Bad Ape hints at the future of the orangutan - Caesar is not unique as a smart orangutan, Bad Ape can do it too, in fact Koba in the second part can also speak, this film also has other orangutans such as Maurice learned to speak ( a few simple words). On this line, it indicates that the orangutans have also evolved as a group. This is also reflected in Caesar's lines at the end. He said that when he died, the orangutans were still very strong, which is what he meant.
caesar. This character is the most important and troublesome in the story. Because if the above topics such as "Lieutenant Colonel-Nazi", "Nova/Bad Ape-Evolution" need to be presented in a story, it is difficult for Caesar's role to be fulfilled. He needs to take care of the overall situation and carry the plot forward - so he designed the revenge of killing his wife and children for him in terms of motivation, which is dwarfed by people. He has changed from a leader to an avenger. . Although he later returned to the ape family and became the imprisoned leader, the fate of the ape family was out of his control at that time. After Caesar was captured, the protagonist actually became the entire group (as a whole, plus Nova), and the story also changed back to the confrontation between the orangutan and the human, at least the orangutan itself needs to seek escape.
Audiovisual:
My favorite shot of the film is a bird's-eye shot of the opening jungle battle. It was before a unit of the lieutenant colonel marching in the jungle, and the crowded and tense mood was well prepared. Then the battle started, and the camera immediately cut to a bird’s-eye view—a view from which God looked down on the people. This shot arguably sets the tone of the story high from the start, emphasizing that the theme is looking at conflict between races rather than individual (orangutan) conflicts.
The section of the beach, if it is intended to be seen in connection with the second part, in the section of the beach in this section are dusk or early morning, with low light. And the second part is full of bright daylight. This may not have anything to do with the plot, but emotionally lays out a doomsday mood.

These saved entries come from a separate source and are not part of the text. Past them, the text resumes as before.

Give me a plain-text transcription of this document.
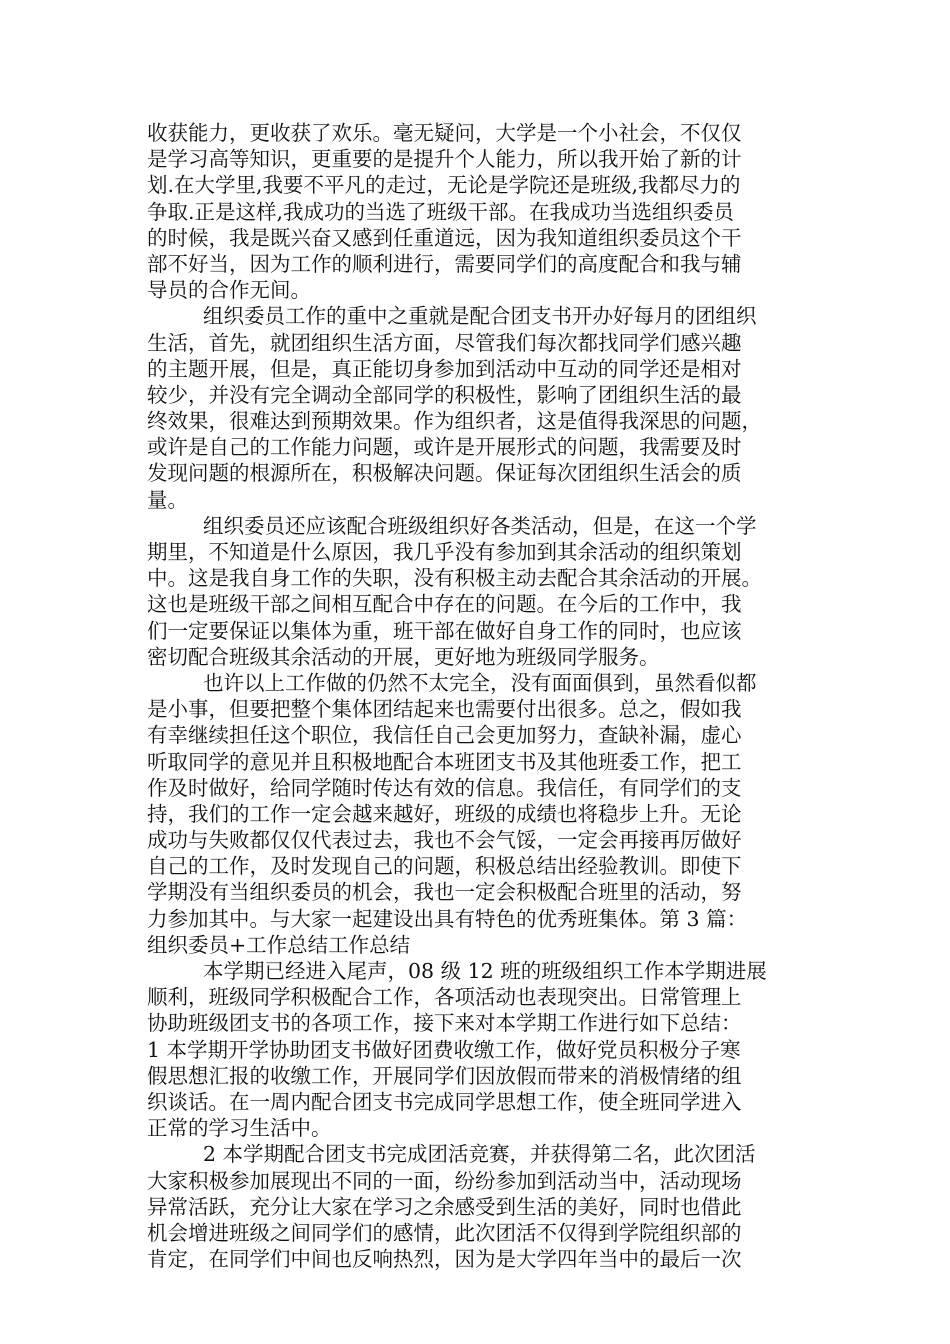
收获能力，更收获了欢乐。毫无疑问，大学是一个小社会，不仅仅
是学习高等知识，更重要的是提升个人能力，所以我开始了新的计
划.在大学里,我要不平凡的走过，无论是学院还是班级,我都尽力的
争取.正是这样,我成功的当选了班级干部。在我成功当选组织委员
的时候，我是既兴奋又感到任重道远，因为我知道组织委员这个干
部不好当，因为工作的顺利进行，需要同学们的高度配合和我与辅
导员的合作无间。
组织委员工作的重中之重就是配合团支书开办好每月的团组织
生活，首先，就团组织生活方面，尽管我们每次都找同学们感兴趣
的主题开展，但是，真正能切身参加到活动中互动的同学还是相对
较少，并没有完全调动全部同学的积极性，影响了团组织生活的最
终效果，很难达到预期效果。作为组织者，这是值得我深思的问题，
或许是自己的工作能力问题，或许是开展形式的问题，我需要及时
发现问题的根源所在，积极解决问题。保证每次团组织生活会的质
量。
组织委员还应该配合班级组织好各类活动，但是，在这一个学
期里，不知道是什么原因，我几乎没有参加到其余活动的组织策划
中。这是我自身工作的失职，没有积极主动去配合其余活动的开展。
这也是班级干部之间相互配合中存在的问题。在今后的工作中，我
们一定要保证以集体为重，班干部在做好自身工作的同时，也应该
密切配合班级其余活动的开展，更好地为班级同学服务。
也许以上工作做的仍然不太完全，没有面面俱到，虽然看似都
是小事，但要把整个集体团结起来也需要付出很多。总之，假如我
有幸继续担任这个职位，我信任自己会更加努力，查缺补漏，虚心
听取同学的意见并且积极地配合本班团支书及其他班委工作，把工
作及时做好，给同学随时传达有效的信息。我信任，有同学们的支
持，我们的工作一定会越来越好，班级的成绩也将稳步上升。无论
成功与失败都仅仅代表过去，我也不会气馁，一定会再接再厉做好
自己的工作，及时发现自己的问题，积极总结出经验教训。即使下
学期没有当组织委员的机会，我也一定会积极配合班里的活动，努
力参加其中。与大家一起建设出具有特色的优秀班集体。第 3 篇：
组织委员+工作总结工作总结
本学期已经进入尾声，08 级 12 班的班级组织工作本学期进展
顺利，班级同学积极配合工作，各项活动也表现突出。日常管理上
协助班级团支书的各项工作，接下来对本学期工作进行如下总结：
1 本学期开学协助团支书做好团费收缴工作，做好党员积极分子寒
假思想汇报的收缴工作，开展同学们因放假而带来的消极情绪的组
织谈话。在一周内配合团支书完成同学思想工作，使全班同学进入
正常的学习生活中。
2 本学期配合团支书完成团活竞赛，并获得第二名，此次团活
大家积极参加展现出不同的一面，纷纷参加到活动当中，活动现场
异常活跃，充分让大家在学习之余感受到生活的美好，同时也借此
机会增进班级之间同学们的感情，此次团活不仅得到学院组织部的
肯定，在同学们中间也反响热烈，因为是大学四年当中的最后一次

Although in the later snow scene there is no longer such a meaning.
The snow scene is the main scene in the middle and back sections - I'm a little sleepy writing this, so I'll add it later.
other:
Uncertain information, such as whether Winter represents a certain minority, is there a metaphor for race in this character?
At last:
I used the lines from "Fight Club" as a caption to illustrate that human beings now claim to be the spirit of all things, but eventually they must also be reduced to dust. Maybe human beings will be complacent for a long, long time, but you must know that we will die one day.